Ebay isn't as safe,from the way it sounds compared to Amazon, and seems to be getting worse. I go by the feedback,even if I want the item badly,if I see negative feedback,I don't bid or buy.. Ebay is getting to be more hit or miss,but you can buy safely ,just really read the feedback and use your credit card to pay so if anything goes wrong,your credit card should make it right.

It's also hard to find sellers that will ship to certain countries due to fraud.

Regular people just trying to sell on Ebay can register and list. I started as a buyer ,then listed a few things here and there to clean out closets and so on.I do list my jewellery and art work for sale and other personal items but I don't have an Ebay store since I don't sell much..

If someone feels more comfortable w/ Amazon,they should go that route.


----------



## RudyRoo (Jun 24, 2011)

almitra said:


> Never heard of the line.....is it widely used here?

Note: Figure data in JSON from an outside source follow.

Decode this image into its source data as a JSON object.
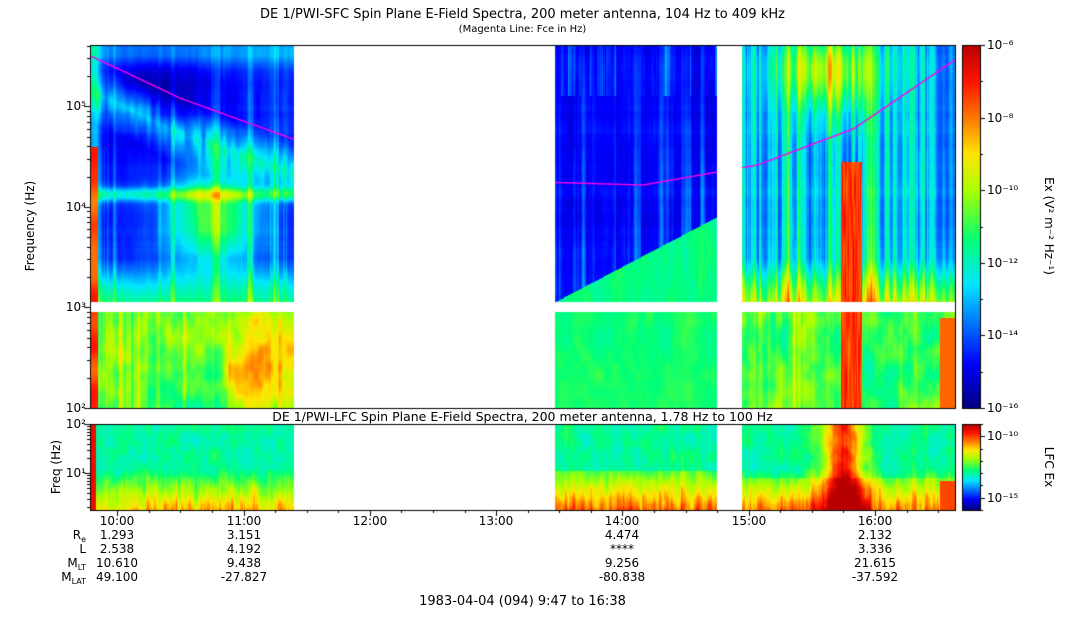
{
  "figure": {
    "caption": "1983-04-04 (094) 9:47 to 16:38"
  },
  "chart_data": [
    {
      "type": "heatmap",
      "title": "DE 1/PWI-SFC  Spin Plane E-Field Spectra, 200 meter antenna, 104 Hz to 409 kHz",
      "subtitle": "(Magenta Line: Fce in Hz)",
      "ylabel": "Frequency (Hz)",
      "ylim_log10": [
        2.0,
        5.61
      ],
      "y_ticks": [
        {
          "log10": 5,
          "label": "10⁵"
        },
        {
          "log10": 4,
          "label": "10⁴"
        },
        {
          "log10": 3,
          "label": "10³"
        },
        {
          "log10": 2,
          "label": "10²"
        }
      ],
      "x_start": "9:47",
      "x_end": "16:38",
      "x_ticks": [
        "10:00",
        "11:00",
        "12:00",
        "13:00",
        "14:00",
        "15:00",
        "16:00"
      ],
      "data_gaps_minutes": [
        [
          97,
          221
        ],
        [
          298,
          310
        ]
      ],
      "white_band_log10": [
        2.95,
        3.05
      ],
      "colorbar": {
        "label": "Ex (V² m⁻² Hz⁻¹)",
        "range_log10": [
          -16,
          -6
        ],
        "ticks": [
          {
            "log10": -6,
            "label": "10⁻⁶"
          },
          {
            "log10": -8,
            "label": "10⁻⁸"
          },
          {
            "log10": -10,
            "label": "10⁻¹⁰"
          },
          {
            "log10": -12,
            "label": "10⁻¹²"
          },
          {
            "log10": -14,
            "label": "10⁻¹⁴"
          },
          {
            "log10": -16,
            "label": "10⁻¹⁶"
          }
        ]
      },
      "overlay_line": {
        "name": "Fce",
        "color": "#ff00ee",
        "points_time_hz": [
          [
            "9:47",
            320000
          ],
          [
            "10:30",
            120000
          ],
          [
            "11:24",
            47000
          ],
          [
            "13:28",
            17500
          ],
          [
            "14:10",
            16500
          ],
          [
            "14:54",
            24000
          ],
          [
            "15:04",
            26000
          ],
          [
            "15:50",
            60000
          ],
          [
            "16:38",
            290000
          ]
        ]
      }
    },
    {
      "type": "heatmap",
      "title": "DE 1/PWI-LFC  Spin Plane E-Field Spectra, 200 meter antenna, 1.78 Hz to 100 Hz",
      "ylabel": "Freq (Hz)",
      "ylim_log10": [
        0.25,
        2.0
      ],
      "y_ticks": [
        {
          "log10": 2,
          "label": "10²"
        },
        {
          "log10": 1,
          "label": "10¹"
        }
      ],
      "colorbar": {
        "label": "LFC Ex",
        "range_log10": [
          -16,
          -9
        ],
        "ticks": [
          {
            "log10": -10,
            "label": "10⁻¹⁰"
          },
          {
            "log10": -15,
            "label": "10⁻¹⁵"
          }
        ]
      }
    }
  ],
  "ephemeris": {
    "columns_at": [
      "10:00",
      "11:00",
      "14:00",
      "16:00"
    ],
    "rows": [
      {
        "label": "R",
        "sub": "e",
        "values": [
          "1.293",
          "3.151",
          "4.474",
          "2.132"
        ]
      },
      {
        "label": "L",
        "sub": "",
        "values": [
          "2.538",
          "4.192",
          "****",
          "3.336"
        ]
      },
      {
        "label": "M",
        "sub": "LT",
        "values": [
          "10.610",
          "9.438",
          "9.256",
          "21.615"
        ]
      },
      {
        "label": "M",
        "sub": "LAT",
        "values": [
          "49.100",
          "-27.827",
          "-80.838",
          "-37.592"
        ]
      }
    ]
  }
}
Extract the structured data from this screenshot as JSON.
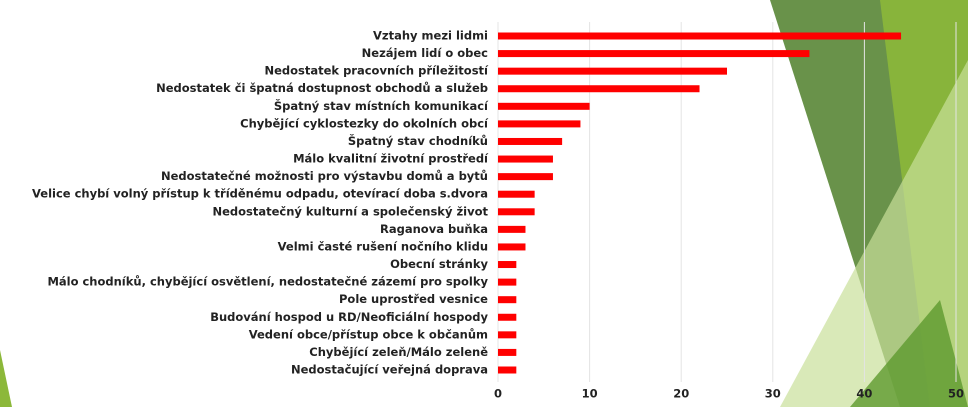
{
  "chart_data": {
    "type": "bar",
    "orientation": "horizontal",
    "categories": [
      "Vztahy mezi lidmi",
      "Nezájem lidí o obec",
      "Nedostatek pracovních příležitostí",
      "Nedostatek či špatná dostupnost obchodů a služeb",
      "Špatný stav místních komunikací",
      "Chybějící cyklostezky do okolních obcí",
      "Špatný stav chodníků",
      "Málo kvalitní životní prostředí",
      "Nedostatečné možnosti pro výstavbu domů a bytů",
      "Velice chybí volný přístup k tříděnému odpadu, otevírací doba s.dvora",
      "Nedostatečný kulturní a společenský život",
      "Raganova buňka",
      "Velmi časté rušení nočního klidu",
      "Obecní stránky",
      "Málo chodníků, chybějící osvětlení, nedostatečné zázemí pro spolky",
      "Pole uprostřed vesnice",
      "Budování hospod u RD/Neoficiální hospody",
      "Vedení obce/přístup obce k občanům",
      "Chybějící zeleň/Málo zeleně",
      "Nedostačující veřejná doprava"
    ],
    "values": [
      44,
      34,
      25,
      22,
      10,
      9,
      7,
      6,
      6,
      4,
      4,
      3,
      3,
      2,
      2,
      2,
      2,
      2,
      2,
      2
    ],
    "color": "#ff0000",
    "xlim": [
      0,
      50
    ],
    "xticks": [
      0,
      10,
      20,
      30,
      40,
      50
    ],
    "grid": true
  }
}
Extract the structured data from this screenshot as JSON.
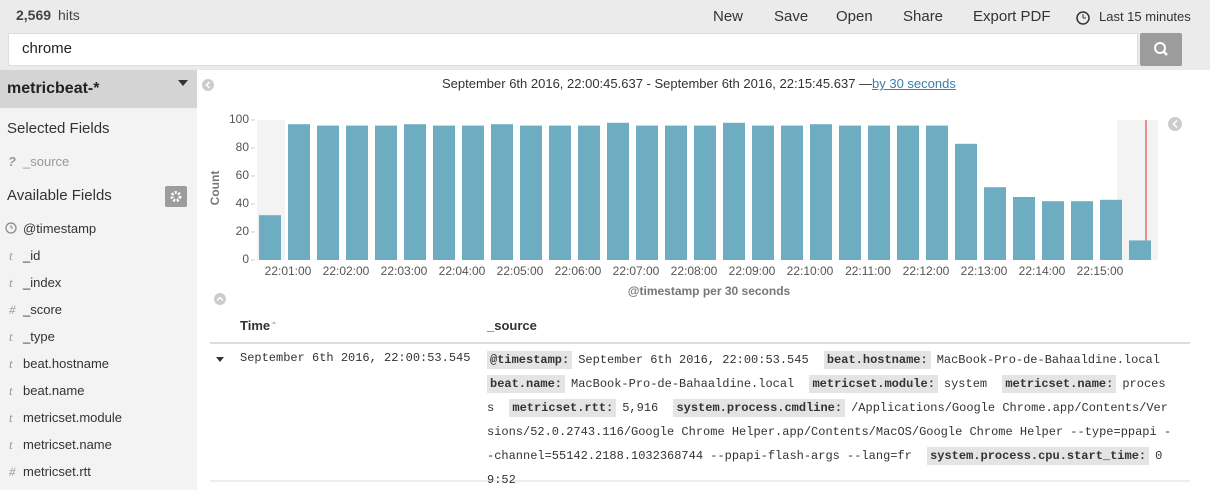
{
  "top_bar": {
    "hits_count": "2,569",
    "hits_label": "hits",
    "menu": [
      "New",
      "Save",
      "Open",
      "Share",
      "Export PDF"
    ],
    "time_range": "Last 15 minutes"
  },
  "search": {
    "query": "chrome"
  },
  "sidebar": {
    "index_pattern": "metricbeat-*",
    "selected_title": "Selected Fields",
    "selected_fields": [
      {
        "icon": "?",
        "name": "_source"
      }
    ],
    "available_title": "Available Fields",
    "available_fields": [
      {
        "name": "@timestamp"
      },
      {
        "icon": "t",
        "name": "_id"
      },
      {
        "icon": "t",
        "name": "_index"
      },
      {
        "icon": "#",
        "name": "_score"
      },
      {
        "icon": "t",
        "name": "_type"
      },
      {
        "icon": "t",
        "name": "beat.hostname"
      },
      {
        "icon": "t",
        "name": "beat.name"
      },
      {
        "icon": "t",
        "name": "metricset.module"
      },
      {
        "icon": "t",
        "name": "metricset.name"
      },
      {
        "icon": "#",
        "name": "metricset.rtt"
      }
    ]
  },
  "histogram_header": {
    "range_text": "September 6th 2016, 22:00:45.637 - September 6th 2016, 22:15:45.637 —",
    "interval_link": "by 30 seconds"
  },
  "chart_data": {
    "type": "bar",
    "categories": [
      null,
      "22:01:00",
      null,
      "22:02:00",
      null,
      "22:03:00",
      null,
      "22:04:00",
      null,
      "22:05:00",
      null,
      "22:06:00",
      null,
      "22:07:00",
      null,
      "22:08:00",
      null,
      "22:09:00",
      null,
      "22:10:00",
      null,
      "22:11:00",
      null,
      "22:12:00",
      null,
      "22:13:00",
      null,
      "22:14:00",
      null,
      "22:15:00",
      null
    ],
    "values": [
      32,
      97,
      96,
      96,
      96,
      97,
      96,
      96,
      97,
      96,
      96,
      96,
      98,
      96,
      96,
      96,
      98,
      96,
      96,
      97,
      96,
      96,
      96,
      96,
      83,
      52,
      45,
      42,
      42,
      43,
      14
    ],
    "color": "#6eadc1",
    "ylim": [
      0,
      100
    ],
    "yticks": [
      0,
      20,
      40,
      60,
      80,
      100
    ],
    "ylabel": "Count",
    "xlabel": "@timestamp per 30 seconds"
  },
  "table": {
    "headers": [
      "Time",
      "_source"
    ],
    "rows": [
      {
        "time": "September 6th 2016, 22:00:53.545",
        "fields": [
          {
            "key": "@timestamp:",
            "value": "September 6th 2016, 22:00:53.545"
          },
          {
            "key": "beat.hostname:",
            "value": "MacBook-Pro-de-Bahaaldine.local"
          },
          {
            "key": "beat.name:",
            "value": "MacBook-Pro-de-Bahaaldine.local"
          },
          {
            "key": "metricset.module:",
            "value": "system"
          },
          {
            "key": "metricset.name:",
            "value": "process"
          },
          {
            "key": "metricset.rtt:",
            "value": "5,916"
          },
          {
            "key": "system.process.cmdline:",
            "value": "/Applications/Google Chrome.app/Contents/Versions/52.0.2743.116/Google Chrome Helper.app/Contents/MacOS/Google Chrome Helper --type=ppapi --channel=55142.2188.1032368744 --ppapi-flash-args --lang=fr"
          },
          {
            "key": "system.process.cpu.start_time:",
            "value": "09:52"
          }
        ]
      }
    ]
  }
}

I haven't heard much about it on SM, but I can say that I really like their leave-in's and conditioning sprays. They smell really great, seem to be fairly gentle and don't leave any evidence on the hair. We also have the dry shampoo. It works about as good as any dry shampoo does, but I bet there are better products out there. I had no idea you can get the line at Petsmart! I don't think the Petsmart by us sells it.


----------



## muchan (Feb 23, 2011)

Lisa and Michelle, thank you so much for all the feedback that you guys provided me and I had decided to try my 1st on amazon cause I've had this toys that I wanted to get for my girls since last year but reluctant to do so. The only prob I had now is to think what product should I buy 1st cuz there're many different sellers and if I didn't search carefully and bought from each different seller in 1 time, then my money would have been spend for the shipping fees rather than the product itself :sweatdrop:


----------